Я давно не ел и был очень голоден. Не знаю, где тогда были папа с мамой: видимо, как господин Хозяин и госпожа Хозяйка они организовывали трапезу. Где была в то время Ли, я тоже не помню. Помню только, что, отчаявшись справиться с моллюсками, я стал трудиться над омаром, приноравливаясь, как бы его съесть. Слева и справа от меня работники прачечной лихо уписывали омаров, выпучив глаза, плотоядно ухмыляясь и облизывая губы. Я поворачивал во все стороны красное тельце в панцире, ища место, в которое можно было бы вгрызться. Меня приводили в замешательство остекленелые мертвые глаза, усики, волосатые паучьи ножки и зазубренные клешни, но я был голоден, а вокруг папины работники без труда разделывали омаров, точно это были телячьи котлеты. С чего начать? Я перевернул омара другой стороной. Снизу, с морщинистого зеленовато-белого брюшка, к нему, казалось, было легче подступиться. Панцирь вилка не протыкала, но брюшко вроде бы было помягче. Я крепко держал омара в одной руке, а другой ожесточенно тыкал в него вилкой. Брюшко поддалось. В меня брызнула зеленовато-белая жидкость, издававшая сильный запах Ку-ку-клана. В конце концов я отказался от попыток съесть омара.

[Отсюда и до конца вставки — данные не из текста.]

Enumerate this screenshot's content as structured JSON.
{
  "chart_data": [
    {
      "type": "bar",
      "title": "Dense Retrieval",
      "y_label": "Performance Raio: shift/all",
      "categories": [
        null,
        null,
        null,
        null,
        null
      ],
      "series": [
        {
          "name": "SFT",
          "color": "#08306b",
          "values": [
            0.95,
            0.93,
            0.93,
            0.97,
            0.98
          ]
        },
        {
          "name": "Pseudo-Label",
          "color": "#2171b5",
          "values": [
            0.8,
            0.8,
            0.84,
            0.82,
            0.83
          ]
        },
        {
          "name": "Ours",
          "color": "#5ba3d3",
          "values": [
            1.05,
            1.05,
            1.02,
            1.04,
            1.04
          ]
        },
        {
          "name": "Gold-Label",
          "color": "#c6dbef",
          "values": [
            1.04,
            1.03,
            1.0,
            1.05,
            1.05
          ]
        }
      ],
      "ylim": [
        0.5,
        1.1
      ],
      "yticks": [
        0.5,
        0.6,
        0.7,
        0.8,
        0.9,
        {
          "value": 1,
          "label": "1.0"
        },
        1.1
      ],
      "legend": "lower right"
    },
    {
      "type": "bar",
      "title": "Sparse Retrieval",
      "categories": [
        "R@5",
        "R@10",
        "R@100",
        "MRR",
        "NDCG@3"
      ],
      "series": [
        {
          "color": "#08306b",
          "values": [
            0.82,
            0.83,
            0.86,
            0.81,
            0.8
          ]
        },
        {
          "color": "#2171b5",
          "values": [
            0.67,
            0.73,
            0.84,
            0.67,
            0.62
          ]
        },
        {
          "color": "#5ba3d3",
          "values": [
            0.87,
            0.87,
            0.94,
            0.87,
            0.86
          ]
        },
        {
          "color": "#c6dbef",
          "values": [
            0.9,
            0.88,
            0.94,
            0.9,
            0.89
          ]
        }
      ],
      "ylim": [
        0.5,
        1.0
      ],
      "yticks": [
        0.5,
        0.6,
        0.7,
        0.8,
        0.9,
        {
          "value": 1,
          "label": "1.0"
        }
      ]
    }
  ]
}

После обеда все высыпали на лужайку перед домом и стали нежиться на солнце, лакомясь мороженым и запивая его содовой водой; и это было все, что я смог отведать на этом обеде. Высоко на белом флагштоке на дувшем с моря ветру колыхался большой американский флаг; под ним на траве молодые парни играли в волейбол, а в стороне начались танцы под патефон с заводной ручкой и большим раструбом. Тем временем Джек-выпивоха повел меня вниз, на пляж, к раздевальным кабинкам, чтобы искупаться. Джек был кучером фургона и, так сказать, моим другом. Как вы помните, он спас меня во время пурги. Когда он развозил белье, его маршрут проходил по Олдэс-стрит, так что я видел его довольно часто. Он заходил к нам забрать грязное белье, и тогда мама обычно доставала коричневую бутыль и наливала Джеку стаканчик. Из этой бутыли никто никогда не пил, кроме Джека. Как-то я на пробу хлебнул оттуда глоток. Ух! Огонь и сера! Больше я к этой бутыли не прикасался. У Джека всегда была на лице щетина двух- или трехдневной давности; он обычно выглядел исхудалым, усталым и старым — за исключением тех мгновений, когда он пропускал стаканчик, после чего он оживлялся и улыбался, как ребенок. Джек был еврей. То есть я думаю, что он был еврей, потому что у него был акцент, как у моего отца. И, во всяком случае, он ощущал себя евреем. Не знаю, как иначе это выразить.
Вы, конечно, знаете, что представляет собою раздевальная кабинка на пляже: это — закрывающийся на защелку крошечный фанерный закуток, в котором стоит табуретка, а на стене — крючок. Наверно, мы тогда сначала немного поплескались в прибое, но я этого не помню; моя память, как на небрежно порезанной киноленте, выхватывает из прошлого только ту сцену, в которой мы с Джеком уже вытираемся в кабинке, говоря о каких-то пустяках. Мы замолкаем, и сквозь фанеру мы слышим из соседней кабинки два мальчишеских голоса, которые передразнивают идишистский акцент Джека. Полуодетые, мы взглядываем друг на друга. На лице у Джека, поросшем черно-серой щетиной, появляется горькая улыбка.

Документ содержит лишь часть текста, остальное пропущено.